Partindo de referências literárias, como a sensibilidade de Macabéa, protagonista de ‘A hora da estrela’, de Clarice Lispector, e sua releitura em ‘Macabéa: flor de mulungu’, de Conceição Evaristo, a marca trouxe os códigos da alfaiataria revisitados de forma sofisticada. Cetim, renda e algodão compõem a experimentação de volumes e formas em uma paleta de cores pálida e marcante em momentos precisos do desfile. Nas produções masculinas da coleção do diretor criativo Luiz Cláudio, camisas, calças, golas e casacos têm pontos bem pensados. Flores na lapela, franjas, texturas e formas de styling compõem um estilo quase exuberante. A marca trouxe o guarda-roupa de um homem atento às tendências de novas silhuetas, perspicaz na combinação de peças e de olho na cena da moda contemporânea. 

DENDEZEIRO

Na nova coleção, a marca retornou às origens com um olhar criativo. Em ‘House of Dendezeiro’, os diretores criativos Hisan Silva e Pedro Batalha partiram da cultura negra como espaço de construção, identidade e pertencimento. A alfaiataria é combinada com o streetwear, um dos códigos mais característicos da marca em estampas, mistura de peças e acessórios. As intervenções artísticas chamaram a atenção nos casacos alongados, jaquetas, conjuntos estampados e acessórios. Mais uma vez, a cultura de rua tem espaço garantido na coleção. O homem da Dendezeiro sabe buscar referências, gosta de misturar códigos tradicionais e ousados e, nesse movimento, não abre mão da elegância e de peças que expressem a sua personalidade. 

HANDRED

Partindo de uma composição artística, a Handred trouxe uma leitura inusitada de estilos para o guarda-roupa masculino. Com a apresentação da Companhia de Ópera da Lapa, regida pelo maestro do Theatro Municipal, o desfile trouxe peças tradicionais – incluindo camisas, casacos, calças e sobretudos – pelos olhos dramáticos do diretor criativo André Namitala. Camisas ganham laços, casacos são usados com coletes, lenços são amarrados no cós de calças amplas e estilizadas.

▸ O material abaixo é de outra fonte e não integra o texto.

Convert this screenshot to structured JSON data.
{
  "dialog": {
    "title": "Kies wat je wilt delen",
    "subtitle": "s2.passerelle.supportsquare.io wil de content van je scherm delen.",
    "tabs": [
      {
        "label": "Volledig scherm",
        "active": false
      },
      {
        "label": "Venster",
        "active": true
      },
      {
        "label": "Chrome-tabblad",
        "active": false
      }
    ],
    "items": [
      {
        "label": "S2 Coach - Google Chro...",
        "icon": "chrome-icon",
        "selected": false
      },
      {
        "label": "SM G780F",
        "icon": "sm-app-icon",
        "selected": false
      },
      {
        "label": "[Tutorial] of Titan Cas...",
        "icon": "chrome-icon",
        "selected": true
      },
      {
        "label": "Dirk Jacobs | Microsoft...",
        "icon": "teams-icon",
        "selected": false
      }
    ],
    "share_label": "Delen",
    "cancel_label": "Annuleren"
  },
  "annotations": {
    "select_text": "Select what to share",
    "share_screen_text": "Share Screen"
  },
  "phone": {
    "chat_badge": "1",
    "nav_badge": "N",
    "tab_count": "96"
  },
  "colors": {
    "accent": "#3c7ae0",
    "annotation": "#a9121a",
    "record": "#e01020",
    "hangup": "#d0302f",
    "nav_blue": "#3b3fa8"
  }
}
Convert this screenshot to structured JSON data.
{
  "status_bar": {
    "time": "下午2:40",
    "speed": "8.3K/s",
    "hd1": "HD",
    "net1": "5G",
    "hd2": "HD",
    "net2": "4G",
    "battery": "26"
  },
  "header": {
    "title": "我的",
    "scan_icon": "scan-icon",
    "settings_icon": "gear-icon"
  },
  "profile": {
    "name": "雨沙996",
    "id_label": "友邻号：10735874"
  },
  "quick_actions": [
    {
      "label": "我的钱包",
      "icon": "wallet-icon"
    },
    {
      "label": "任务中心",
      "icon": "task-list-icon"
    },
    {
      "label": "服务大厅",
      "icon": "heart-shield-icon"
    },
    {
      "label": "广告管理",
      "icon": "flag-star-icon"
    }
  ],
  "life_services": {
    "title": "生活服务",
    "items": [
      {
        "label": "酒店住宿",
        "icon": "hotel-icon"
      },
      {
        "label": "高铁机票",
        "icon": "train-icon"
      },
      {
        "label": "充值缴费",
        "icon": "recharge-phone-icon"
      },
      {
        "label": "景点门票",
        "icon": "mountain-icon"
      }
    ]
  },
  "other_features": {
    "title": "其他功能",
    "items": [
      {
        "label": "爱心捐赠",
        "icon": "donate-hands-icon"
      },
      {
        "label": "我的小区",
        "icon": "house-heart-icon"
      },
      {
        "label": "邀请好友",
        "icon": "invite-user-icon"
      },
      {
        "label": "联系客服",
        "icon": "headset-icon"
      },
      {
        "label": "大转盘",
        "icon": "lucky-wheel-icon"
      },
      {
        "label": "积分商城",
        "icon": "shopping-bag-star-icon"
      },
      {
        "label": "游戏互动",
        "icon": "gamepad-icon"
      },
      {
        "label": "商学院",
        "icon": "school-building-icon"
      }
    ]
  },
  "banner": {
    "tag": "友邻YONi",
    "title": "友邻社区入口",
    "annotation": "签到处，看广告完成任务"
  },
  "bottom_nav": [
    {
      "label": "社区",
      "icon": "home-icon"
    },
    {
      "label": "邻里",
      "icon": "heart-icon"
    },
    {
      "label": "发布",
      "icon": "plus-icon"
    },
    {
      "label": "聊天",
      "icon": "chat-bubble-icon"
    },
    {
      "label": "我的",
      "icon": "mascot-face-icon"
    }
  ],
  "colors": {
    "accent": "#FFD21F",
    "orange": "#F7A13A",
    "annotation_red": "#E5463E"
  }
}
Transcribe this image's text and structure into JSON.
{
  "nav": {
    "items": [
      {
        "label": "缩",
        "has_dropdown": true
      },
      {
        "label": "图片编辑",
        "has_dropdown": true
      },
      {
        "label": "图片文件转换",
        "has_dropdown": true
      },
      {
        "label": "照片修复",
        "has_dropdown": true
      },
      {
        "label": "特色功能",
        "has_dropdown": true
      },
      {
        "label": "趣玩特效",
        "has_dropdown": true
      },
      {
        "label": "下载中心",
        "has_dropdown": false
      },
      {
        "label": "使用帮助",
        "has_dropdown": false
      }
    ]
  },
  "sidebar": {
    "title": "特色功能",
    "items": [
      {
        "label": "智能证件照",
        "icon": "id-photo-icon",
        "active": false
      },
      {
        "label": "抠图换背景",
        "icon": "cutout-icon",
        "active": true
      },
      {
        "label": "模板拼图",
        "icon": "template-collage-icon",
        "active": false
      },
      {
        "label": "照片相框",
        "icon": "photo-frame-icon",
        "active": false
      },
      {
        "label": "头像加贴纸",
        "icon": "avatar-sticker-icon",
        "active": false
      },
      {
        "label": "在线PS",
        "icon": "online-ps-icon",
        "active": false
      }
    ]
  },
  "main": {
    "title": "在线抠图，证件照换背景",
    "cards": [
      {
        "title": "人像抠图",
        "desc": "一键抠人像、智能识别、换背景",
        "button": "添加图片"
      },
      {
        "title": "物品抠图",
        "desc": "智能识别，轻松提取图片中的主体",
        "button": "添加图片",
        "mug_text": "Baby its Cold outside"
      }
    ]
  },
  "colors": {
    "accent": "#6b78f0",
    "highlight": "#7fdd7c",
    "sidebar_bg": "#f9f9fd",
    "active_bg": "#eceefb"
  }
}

As camadas de texturas e volumes atualizam o corte formal, propõem novas formas que contornam a silhueta de um novo homem. Nas peças, há desenhos granulados, corroídos pelo tempo que remontam aos afrescos. Historicamente, há referências aos tetos lúdicos, cúpulas e abóbadas decoradas, pintadas e envelhecidas que são reinterpretadas em intervenções manuais para produções únicas ao longo da apresentação. Sensível e cênica, a elegância ganhou forma artística, dramática e com uma boa dose de ousadia na reinterpretação da alfaiataria masculina.